Patients in the AUGMENT-101 trial were treated with Revuforj until unacceptable toxicity, disease progression, hematopoietic stem cell transplantation or failure to achieve morphological leukemia-free state by four cycles of treatment, according to the notice. Morphological leukemia-free state is when a patient with leukemia no longer exhibits any abnormal blood cells or bone marrow cells characteristic of the disease.
The main areas of interest in the trial were complete remission plus complete remission with partial hematological recovery, conversion from transfusion dependence to independence and duration of complete remission plus complete remission with partial hematological recovery, which is when all signs of leukemia have disappeared, although the patient’s blood cell counts have not fully recovered.
Of the patients in the AUGMENT-101 trial, 21.2% achieved complete remission plus complete remission with partial hematological recovery with a median duration of 6.4 months. In addition, of the 22 patients who achieved either complete response or complete remission with partial hematological recovery, the median time to either of those outcomes was 1.9 months.
Trial findings also demonstrated that of the 83 patients who were dependent on red blood cell and/or platelet transfusions at the start of the trial, 14% because independent of red blood cell and platelet transfusions during the 56-day period after the start of the trial, according to the notice.
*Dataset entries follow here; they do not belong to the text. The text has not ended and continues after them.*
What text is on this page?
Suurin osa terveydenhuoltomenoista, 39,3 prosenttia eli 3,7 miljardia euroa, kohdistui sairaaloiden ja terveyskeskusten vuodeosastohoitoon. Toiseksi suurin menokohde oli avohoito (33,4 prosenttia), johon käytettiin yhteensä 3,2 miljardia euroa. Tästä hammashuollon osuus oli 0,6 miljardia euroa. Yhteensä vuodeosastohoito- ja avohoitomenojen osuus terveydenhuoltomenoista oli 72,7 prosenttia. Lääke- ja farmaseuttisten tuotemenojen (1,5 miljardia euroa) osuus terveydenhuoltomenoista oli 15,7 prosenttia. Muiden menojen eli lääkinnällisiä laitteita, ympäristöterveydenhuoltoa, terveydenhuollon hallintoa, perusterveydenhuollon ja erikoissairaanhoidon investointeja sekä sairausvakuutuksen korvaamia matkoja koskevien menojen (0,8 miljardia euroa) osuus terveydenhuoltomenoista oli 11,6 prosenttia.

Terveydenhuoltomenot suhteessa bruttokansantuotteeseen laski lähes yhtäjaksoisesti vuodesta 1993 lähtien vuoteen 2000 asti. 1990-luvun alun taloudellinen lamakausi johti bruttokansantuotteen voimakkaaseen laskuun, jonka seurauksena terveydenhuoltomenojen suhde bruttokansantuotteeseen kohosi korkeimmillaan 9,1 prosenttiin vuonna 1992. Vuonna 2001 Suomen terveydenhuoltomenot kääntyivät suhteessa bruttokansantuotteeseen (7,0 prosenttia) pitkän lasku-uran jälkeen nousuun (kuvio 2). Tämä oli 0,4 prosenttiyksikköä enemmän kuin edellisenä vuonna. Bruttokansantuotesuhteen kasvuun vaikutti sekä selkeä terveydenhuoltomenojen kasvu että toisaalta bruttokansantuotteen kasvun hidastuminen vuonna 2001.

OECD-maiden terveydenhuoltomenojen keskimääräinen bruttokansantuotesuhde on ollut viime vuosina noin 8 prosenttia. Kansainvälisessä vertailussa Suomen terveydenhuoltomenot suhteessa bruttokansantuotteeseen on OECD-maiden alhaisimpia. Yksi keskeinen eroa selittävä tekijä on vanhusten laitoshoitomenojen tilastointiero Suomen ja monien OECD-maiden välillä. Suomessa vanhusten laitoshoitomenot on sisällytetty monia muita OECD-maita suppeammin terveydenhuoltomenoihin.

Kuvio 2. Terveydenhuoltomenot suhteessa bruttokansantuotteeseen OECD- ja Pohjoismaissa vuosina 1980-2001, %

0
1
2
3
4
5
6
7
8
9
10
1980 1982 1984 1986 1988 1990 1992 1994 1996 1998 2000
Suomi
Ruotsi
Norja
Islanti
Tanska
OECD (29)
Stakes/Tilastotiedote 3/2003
In addition, of the 21 patients who were independent of both red blood cell and platelet transfusions at the start of the study, 48% remained independent of transfusions during this time period after the start of the study.
The most common side effects, which occurred in at least 20% of patients, included nausea, bleeding, musculoskeletal pain, high phosphate levels, increased aspartate aminotransferase, infection, febrile neutropenia, increased intact parathyroid hormone, increased alanine aminotransferase, diarrhea, bacterial infection, QT prolongation, differentiation syndrome, increased triglycerides, decreased phosphate, decreased potassium, constipation, decreased appetite, fatigue, viral infection and increased alkaline phosphatase.
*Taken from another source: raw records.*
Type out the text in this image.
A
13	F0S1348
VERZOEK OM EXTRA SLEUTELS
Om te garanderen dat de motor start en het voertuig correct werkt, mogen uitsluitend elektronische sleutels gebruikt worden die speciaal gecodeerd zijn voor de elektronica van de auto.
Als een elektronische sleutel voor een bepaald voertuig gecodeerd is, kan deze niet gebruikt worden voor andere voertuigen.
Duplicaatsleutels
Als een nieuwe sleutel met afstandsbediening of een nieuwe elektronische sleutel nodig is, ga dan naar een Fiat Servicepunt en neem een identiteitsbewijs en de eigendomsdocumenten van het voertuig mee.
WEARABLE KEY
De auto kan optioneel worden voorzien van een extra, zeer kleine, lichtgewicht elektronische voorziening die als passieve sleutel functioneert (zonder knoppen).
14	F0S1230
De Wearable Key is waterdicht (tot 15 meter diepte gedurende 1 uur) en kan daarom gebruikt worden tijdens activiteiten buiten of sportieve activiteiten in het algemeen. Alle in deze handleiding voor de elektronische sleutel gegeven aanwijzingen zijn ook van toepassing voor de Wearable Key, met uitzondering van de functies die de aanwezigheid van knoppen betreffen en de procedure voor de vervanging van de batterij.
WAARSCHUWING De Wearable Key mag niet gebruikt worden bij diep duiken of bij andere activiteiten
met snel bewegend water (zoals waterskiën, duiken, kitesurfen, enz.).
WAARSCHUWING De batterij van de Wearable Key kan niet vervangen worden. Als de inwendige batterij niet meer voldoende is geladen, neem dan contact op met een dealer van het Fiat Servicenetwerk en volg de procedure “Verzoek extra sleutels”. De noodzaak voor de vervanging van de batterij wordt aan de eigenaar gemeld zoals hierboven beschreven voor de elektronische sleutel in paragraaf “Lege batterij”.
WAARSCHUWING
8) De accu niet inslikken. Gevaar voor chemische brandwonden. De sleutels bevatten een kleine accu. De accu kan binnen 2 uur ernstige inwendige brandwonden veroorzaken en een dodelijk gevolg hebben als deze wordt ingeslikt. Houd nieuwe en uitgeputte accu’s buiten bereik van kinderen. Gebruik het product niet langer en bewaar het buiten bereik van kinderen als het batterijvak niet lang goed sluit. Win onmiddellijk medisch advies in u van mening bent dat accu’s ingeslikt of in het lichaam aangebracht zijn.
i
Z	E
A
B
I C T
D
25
The FDA noted that the recommended dose of Revuforj can vary based on a patient’s weight and simultaneous use of CPT3A4 inhibitors. In addition, there is an anticipated delay in commercial availability of the lowest-dose strength of Revuforj, for use in patients who weigh less than 40 kilograms. Because of this, Revuforj will be available via an expanded access program to allow for dosing for those specific patients.